In 1976, “Geography is, first and foremost, about making war” was a shock-title book that raised a huge scandal when it was published and the author, Professor Yves Lacoste, was ostracised by academic geographers. He could not care less as he still claims vigorously that geopolitics deals with power rivalries about territories. And a wide range of powers actually, from sheer power to more subtle variations. Forty years later, he who is now regarded as the ‘Father of the French School of Geopolitics’, has not budged one inch. And one cannot but admit that the way the world has gone pays ample tribute to his views.

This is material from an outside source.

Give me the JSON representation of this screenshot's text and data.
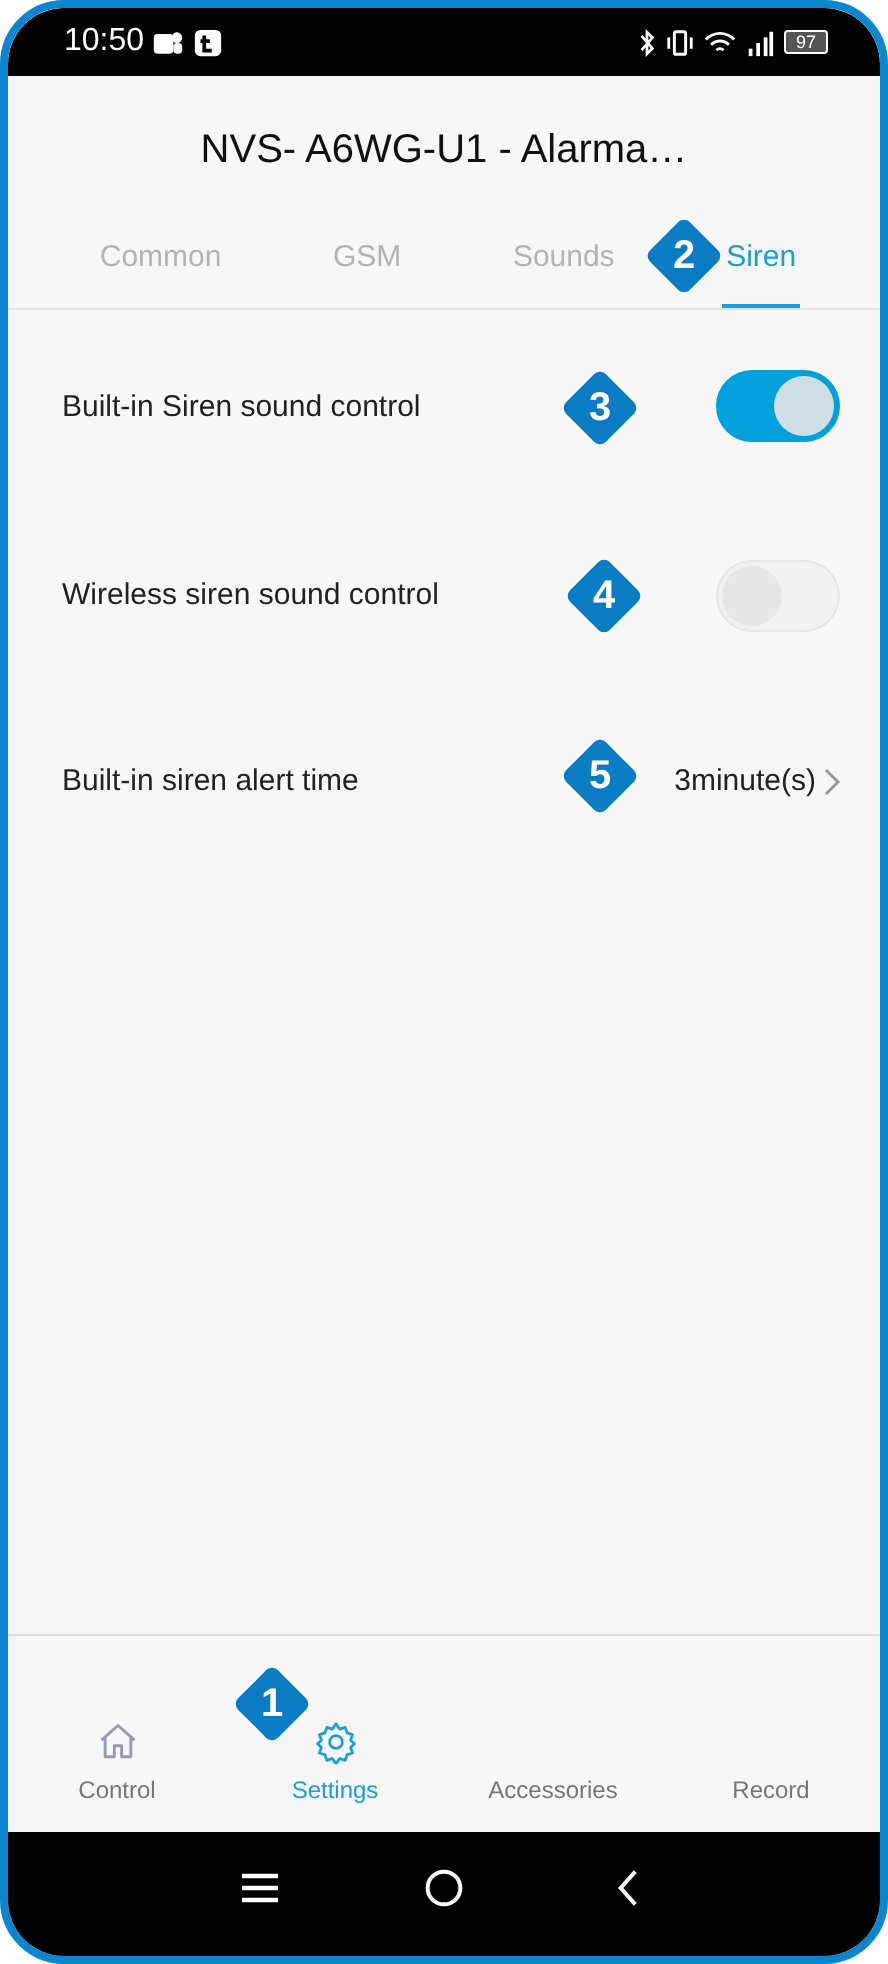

When talking to EM Normandie’s Director General Jean-Guy Bernard, Yves Lacoste explained that power rivalries were not only dependent on the wealth of a territory, but also the outcome of mind representations that people and their leaders have of this territory. In this respect, the world decoding grid which geopolitics offers proves to be a sterling tool for Economic and Territory Intelligence whose goal is to optimise or strengthen territory assets.